Cuba prepara-se para despedir mais de um milhão de funcionários públicos (o governo emprega 86% da população); incrementar a produtividade e o nível de motivação dos salários eliminando o igualitarismo; abolir a caderneta de racionamento (entrega a preços simbólicos de açúcar, frango, peixe, ovos, arroz, café, azeite e pão aos 11,2 milhões de habitantes do país); descongelar o mercado imobiliário (será possível comprar e vender ou arrendar casas, mesmo a turistas); eliminar toda a espécie de subsídios; reduzir a despesa em transporte e alimentação escolares; limitar as matrículas no ensino superior às necessidades da sociedade; liquidar empresas públicas que não apresentem lucros; não comparticipar no capital das empresas privadas; rever o sistema fiscal. A lista é extensa.

De repente, parece que Raúl é Judas, o traidor da revolução. A verdade é que a revolução cubana sempre sobreviveu sob o patrocínio de potências externas. E desde que a União Soviética colapsou, em 1991, deixando de injectar anualmente milhões de dólares numa Cuba que passou fome, o próprio Fidel foi, por várias vezes, obrigado a ceder aqui e ali. Em 2003, tentou atrair investidores estrangeiros acenando com ausência de impostos, salários baixos (muito baixos) e mão-de-obra altamente qualificada. E conseguiu. Mais de metade dos investidores provém da União Europeia, aposta nas áreas do turismo, energia e telecomunicações.

Daí que Vicente Botín tenha referido “o mito do eterno retorno”. Cuba sempre acreditou que podia estender a mão quando precisava, mas sem nunca abdicar dos princípios. “Nós, nem de longe, vamos renunciar aos nossos princípios marxistas-leninistas, aos nossos princípios socialistas”, declarava Fidel Castro, em Julho de 1977, numa entrevista à revista brasileira Veja, a poucos dias de completar 50 anos.
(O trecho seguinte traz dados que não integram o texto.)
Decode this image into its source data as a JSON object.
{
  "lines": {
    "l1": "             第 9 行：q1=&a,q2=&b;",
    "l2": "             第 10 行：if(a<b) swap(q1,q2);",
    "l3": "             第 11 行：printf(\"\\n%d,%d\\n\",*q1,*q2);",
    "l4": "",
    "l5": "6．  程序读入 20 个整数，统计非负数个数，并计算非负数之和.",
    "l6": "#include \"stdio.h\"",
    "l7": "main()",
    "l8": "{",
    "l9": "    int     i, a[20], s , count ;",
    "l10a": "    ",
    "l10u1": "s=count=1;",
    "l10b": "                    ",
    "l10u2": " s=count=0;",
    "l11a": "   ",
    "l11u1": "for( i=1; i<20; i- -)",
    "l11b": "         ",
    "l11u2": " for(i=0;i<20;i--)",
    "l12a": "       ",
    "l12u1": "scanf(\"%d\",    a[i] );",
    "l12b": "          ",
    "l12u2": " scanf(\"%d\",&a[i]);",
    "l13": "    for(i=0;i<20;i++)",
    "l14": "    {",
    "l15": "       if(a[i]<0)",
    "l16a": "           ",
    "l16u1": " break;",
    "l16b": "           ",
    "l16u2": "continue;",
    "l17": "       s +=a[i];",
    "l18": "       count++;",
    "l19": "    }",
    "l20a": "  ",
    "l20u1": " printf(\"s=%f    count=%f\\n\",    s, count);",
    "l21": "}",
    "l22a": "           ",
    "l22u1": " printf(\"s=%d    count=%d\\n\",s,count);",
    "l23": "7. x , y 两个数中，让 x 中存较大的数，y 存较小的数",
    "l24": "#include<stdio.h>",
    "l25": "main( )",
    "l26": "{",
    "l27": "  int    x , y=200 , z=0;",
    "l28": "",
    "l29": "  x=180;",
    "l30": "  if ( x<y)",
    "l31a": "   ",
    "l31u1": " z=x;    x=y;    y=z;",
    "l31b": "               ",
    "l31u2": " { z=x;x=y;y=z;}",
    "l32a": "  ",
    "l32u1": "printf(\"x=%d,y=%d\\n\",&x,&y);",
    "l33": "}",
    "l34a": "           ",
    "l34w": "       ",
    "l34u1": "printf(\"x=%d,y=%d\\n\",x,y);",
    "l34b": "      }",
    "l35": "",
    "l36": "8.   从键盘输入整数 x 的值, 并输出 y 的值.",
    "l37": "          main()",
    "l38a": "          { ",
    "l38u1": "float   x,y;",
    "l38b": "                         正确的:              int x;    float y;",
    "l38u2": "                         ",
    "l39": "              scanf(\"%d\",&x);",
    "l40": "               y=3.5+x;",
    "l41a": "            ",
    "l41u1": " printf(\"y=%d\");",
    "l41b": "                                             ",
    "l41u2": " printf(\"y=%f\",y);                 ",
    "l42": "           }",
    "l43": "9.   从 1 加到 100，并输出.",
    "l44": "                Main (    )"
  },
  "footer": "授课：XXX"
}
Afirmou-o a propósito de uma putativa reconciliação com os Estados Unidos que, 33 anos depois, ainda não aconteceu. O embargo comercial dura desde 1962.

Acontece que Fidel (e Raúl e Ramiro e os outros todos) já não tem 50 anos nem a vida pela frente. Por isso, José Fernandes Fafe, ex-embaixador de Portugal em Cuba no pós 25 de Abril (entre 1974 e 1977), autor da primeira biografia de Che Guevara (”De Cuba al Terzo Mondo”), diz que só há dois caminhos e ambos passam pelo capitalismo. “É muito difícil prever o que vai acontecer ao mundo e sobretudo se vai ser melhor ou pior. Não podemos dizer, por antecipação, que Cuba será um lugar melhor se e quando não restar nada da revolução. Da mesma forma, não podemos olhar para trás e dizer que este período, de 1959 até hoje, com restrições duríssimas, foi inútil”. Apesar da incerteza, o autor de uma das mais completas biografias de Fidel Castro (”Fidel por José Fernandes Fafe”) afirma: “O progresso do capitalismo em Cuba vai criar desigualdades. Quanto maior for a liberdade, maior será a desigualdade. E Raúl está a fazer tudo ao contrário do caracteriza o socialismo cubano.” Significará, então, meio século em vão? Depende do caminho.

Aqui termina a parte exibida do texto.